5. Not backup your passwords or underrate Seed phrases
Because cryptocurrency is stored in a digital wallet, passwords are required to access these wallets. If you lose your password, your cryptocurrency may be lost forever. Most wallets feature a backup seed phrase that can be used to gain access to the funds, but if that seed phrase is lost or forgotten, there may be no other way to recover your funds.
6. Incorrect crypto wallet address
Transferring cryptocurrency between digital wallets is how you get custody of your cryptocurrency from an exchange or transmit money from one party to another. However, a common rookie mistake is attempting to send cryptocurrency funds to your wallet only to mistype the wallet address. When this occurs, the cryptocurrency is transmitted to an incorrect wallet address and may be unrecoverable. While there are recovery services that may be able to assist with this, they may be very expensive.
7. Too naive to detect scams
As a new asset class, the Bitcoin market is rife with con artists. In fact, the FTC reported roughly $700 million in stolen cryptocurrency assets in 2021 alone. These crooks deploy sophisticated phishing techniques to obtain access to your crypto wallet and convince you to transfer coins to their wallet.
Crypto scams can happen through email or messaging apps, with offenders appearing to act in your best interest. Wallets can be compromised by simply linking them to an application and granting it access to funds. While this is standard practice for many crypto apps, scammers can utilize it to siphon crypto wallet funds.
To avoid these scams, never connect your online wallet to an untrusted software and keep the majority of your cryptocurrency cash in offline hardware wallets. Also, never share your wallet’s password, seed phrase, or private keys with anyone.
8. Overusing Leverage
New crypto investors may be tempted by stories of rags to riches through crypto trading and attempt to magnify their earnings through leverage. The issue is that leveraged trading necessitates upfront collateral, and if a trade fails, you could lose all of your money. Remember that leverage works both ways, and it can also magnify your losses.

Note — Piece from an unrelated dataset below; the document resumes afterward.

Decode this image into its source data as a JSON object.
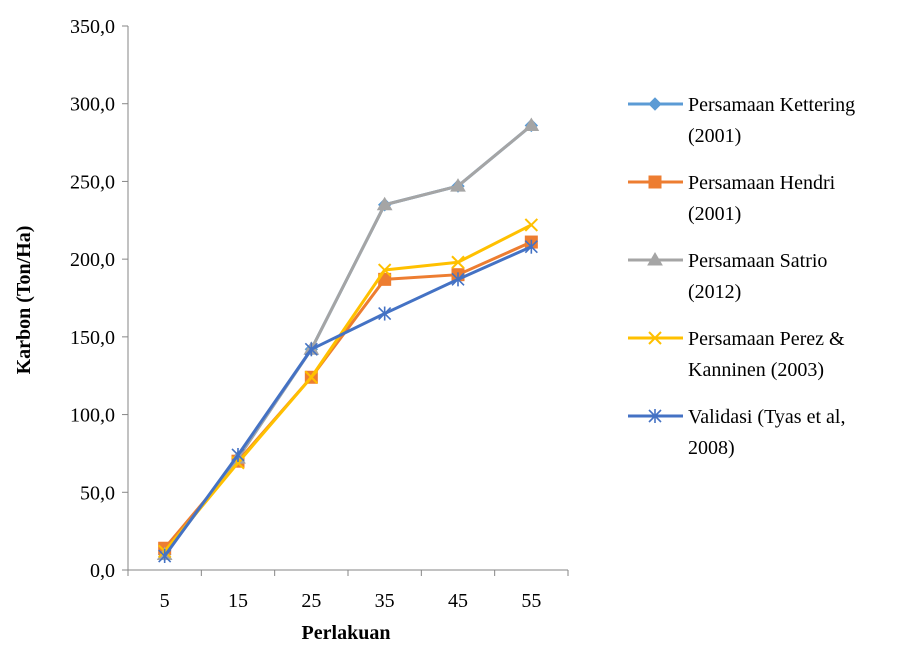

New crypto investors would be wise to avoid using leverage until they have gained adequate trading experience.
9. Confused Trading Strategy
New crypto investors who try to dive right into intricate trading techniques because a YouTuber told them to can soon lose money and give up on cryptocurrency altogether. Learning technical analysis, conditional orders, and how the crypto markets function takes time.
Investing in cryptocurrency might be rather straightforward. There is no need to devise a complex trading strategy in order to increase the size of your account. You can dollar-cost average into bitcoin, similar to traditional investment, without the necessity for active trading or being hooked to crypto charts 24 hours a day.
10. Mistakes when making orders
While some cryptocurrency exchanges, such as Coinbase, specialize on making it easy to buy cryptocurrency, many have intricate order forms and trading interfaces that might be confusing to beginning users. A mere decimal point miscalculation when placing an order might cost hundreds of dollars, increasing losses. In fact, a vendor recently lost nearly $300,000 after selling a premium NFT for 0.75 Ether instead of 75 Ether.
Always double-check your orders or transfers before submitting them to avoid making costly mistakes. Because cryptocurrency is irreversible, it’s wise to double-check before submitting a transaction.
The Final Thoughts
Investing in cryptocurrency might be intimidating, especially if you are just starting started. However, avoiding these blunders can help you become a more confident investor and save you thousands of dollars due to a lack of knowledge.